Exploring the use of ensemble Kalman filtering for the assimilation of local observations in a continuous single-column model evaluation at the ARM sites
 
Authors
Roel Neggers — University of Cologne
Peter Baas — Royal Netherlands Meteorological Institute
Category
Atmospheric State & Surface
Description
Single-column models (SCMs) have become a widespread and successful tool to evaluate model parameterizations. An SCM simulation consists of the offline integration of all sub-grid physical processes from a general circulation model, using prescribed forcings and boundary conditions. Generally, the purpose is to gain insight in the behavior of the physics and to highlight deficiencies of the parameterizations.
However, the prescribed large-scale forcings always carry uncertainties. This potentially hampers an evaluation of SCM results against observations. Therefore, in SCM modeling, relaxation is often applied towards a “true” state that can be either observations or model products. Relaxation prevents excessive model drift, while still allowing the physics to develop its own unique state. In this way, a valid comparison of SCM results with observations remains possible.
A possible alternative to relaxation is the assimilation of local measurements. As such, in the present study we explore the use of an ensemble Kalman filter (enKF). Here, we study the impact of assimilating 10-m observations of temperature, specific humidity, and both components of the horizontal wind obtained from the ARM archive of SGP measurements. Additionally, we assimilate soil temperature and soil moisture as provided by ERA-interim.

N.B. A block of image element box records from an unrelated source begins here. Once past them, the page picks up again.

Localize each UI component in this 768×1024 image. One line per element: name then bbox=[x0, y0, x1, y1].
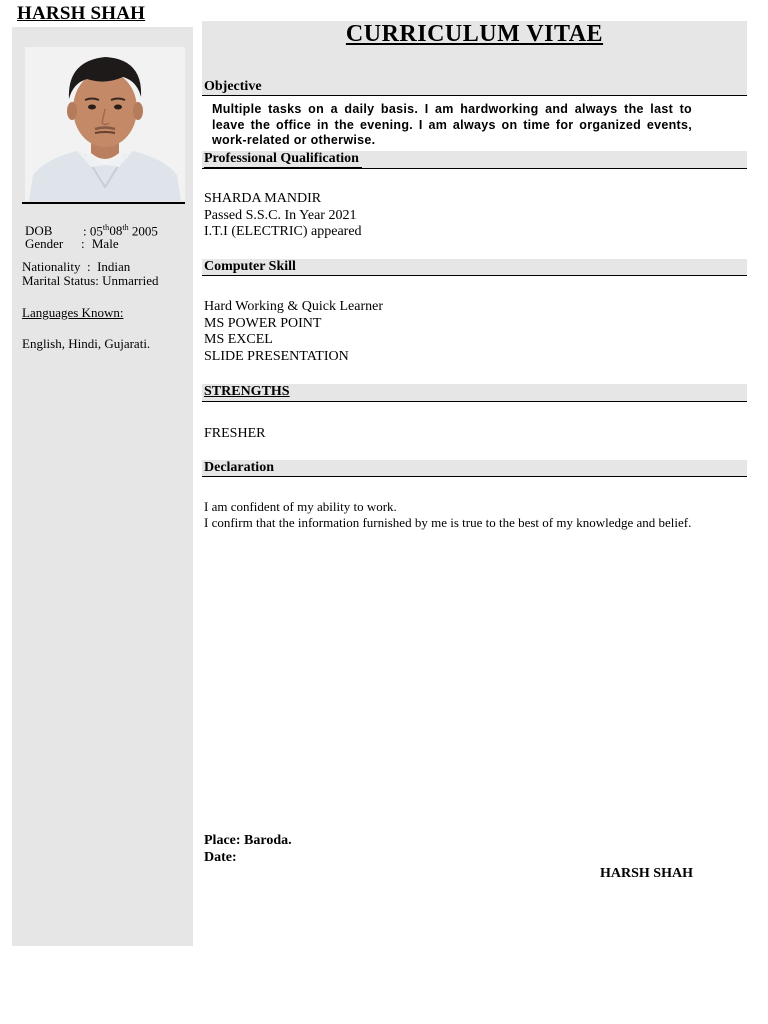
section-computer-skill bbox=[202, 259, 747, 276]
photo-underline bbox=[22, 202, 185, 204]
languages-value: English, Hindi, Gujarati. bbox=[22, 336, 151, 351]
dob-day-suffix: th bbox=[102, 223, 110, 232]
marital-status-row: Marital Status: Unmarried bbox=[22, 273, 159, 288]
person-portrait-icon bbox=[25, 47, 185, 201]
skill-item: MS POWER POINT bbox=[204, 315, 322, 331]
strengths-heading: STRENGTHS bbox=[204, 384, 290, 399]
dob-month: 08 bbox=[109, 223, 123, 239]
dob-month-suffix: th bbox=[122, 223, 129, 232]
qualification-heading: Professional Qualification bbox=[204, 151, 362, 168]
declaration-text bbox=[204, 499, 749, 530]
computer-skill-list bbox=[204, 299, 383, 365]
objective-text: Multiple tasks on a daily basis. I am hardworking and always the last to leave the office in the evening. I am always on time for organized events, work-related or otherwise. bbox=[212, 102, 692, 147]
qualification-item: I.T.I (ELECTRIC) appeared bbox=[204, 224, 362, 240]
computer-skill-heading: Computer Skill bbox=[204, 259, 299, 276]
skill-item: MS EXCEL bbox=[204, 332, 273, 348]
date-line: Date: bbox=[204, 850, 237, 865]
skill-item: Hard Working & Quick Learner bbox=[204, 299, 383, 314]
gender-row bbox=[25, 236, 190, 252]
nationality-row: Nationality : Indian bbox=[22, 259, 131, 274]
qualification-item: SHARDA MANDIR bbox=[204, 191, 322, 206]
declaration-line: I confirm that the information furnished by me is true to the best of my knowledge and belief. bbox=[204, 514, 692, 530]
objective-heading: Objective bbox=[204, 79, 265, 96]
gender-value: Male bbox=[91, 236, 119, 251]
strength-item: FRESHER bbox=[204, 426, 266, 441]
gender-separator: : bbox=[81, 236, 85, 251]
gender-label: Gender bbox=[25, 236, 64, 251]
dob-year: 2005 bbox=[131, 223, 158, 239]
profile-photo bbox=[25, 47, 185, 201]
dob-separator: : bbox=[83, 223, 87, 239]
place-line: Place: Baroda. bbox=[204, 833, 292, 848]
section-qualification bbox=[202, 151, 747, 169]
section-strengths bbox=[202, 384, 747, 402]
dob-label: DOB bbox=[25, 223, 53, 239]
declaration-line: I am confident of my ability to work. bbox=[204, 499, 397, 514]
section-objective bbox=[202, 79, 747, 96]
declaration-heading: Declaration bbox=[204, 460, 274, 475]
qualification-list bbox=[204, 191, 362, 241]
cv-title: CURRICULUM VITAE bbox=[345, 21, 604, 47]
header-name: HARSH SHAH bbox=[17, 3, 146, 24]
languages-heading: Languages Known: bbox=[22, 305, 124, 320]
signature-name: HARSH SHAH bbox=[600, 866, 693, 881]
section-declaration bbox=[202, 460, 747, 477]
qualification-item: Passed S.S.C. In Year 2021 bbox=[204, 207, 357, 223]
skill-item: SLIDE PRESENTATION bbox=[204, 348, 349, 364]
dob-day: 05 bbox=[89, 223, 103, 239]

We utilized the SCM version of the Integrated Forecasting System (IFS) of the European Centre for Medium-Range Weather Forecasts (ECMWF). In this study we compare two model versions. One applies a first-order closure formulation of turbulent diffusion (IFS CY31r1, REF); the other employs a TKE-closure (TKE) formulation. As large-scale forcings, we use data from the ARM SGP variational analysis and ERA-interim.
The purpose of our study is twofold. Firstly, we investigate which of the two model versions gives a better representation of momentum mixing. A comparison of one year of SCM simulations with observations from a 915-MHz wind profiler shows that TKE gives a much better representation of the wind, in particular for the nighttime hours. Among others, this is reflected in a better representation of the nocturnal low-level jet.
Secondly, we study the impact of the enKF. During daytime the influence is much stronger than during nighttime. Compared to independent atmospheric sounding data, the assimilation of near-surface observations gives a considerable reduction of the rms errors of temperature and relative humidity.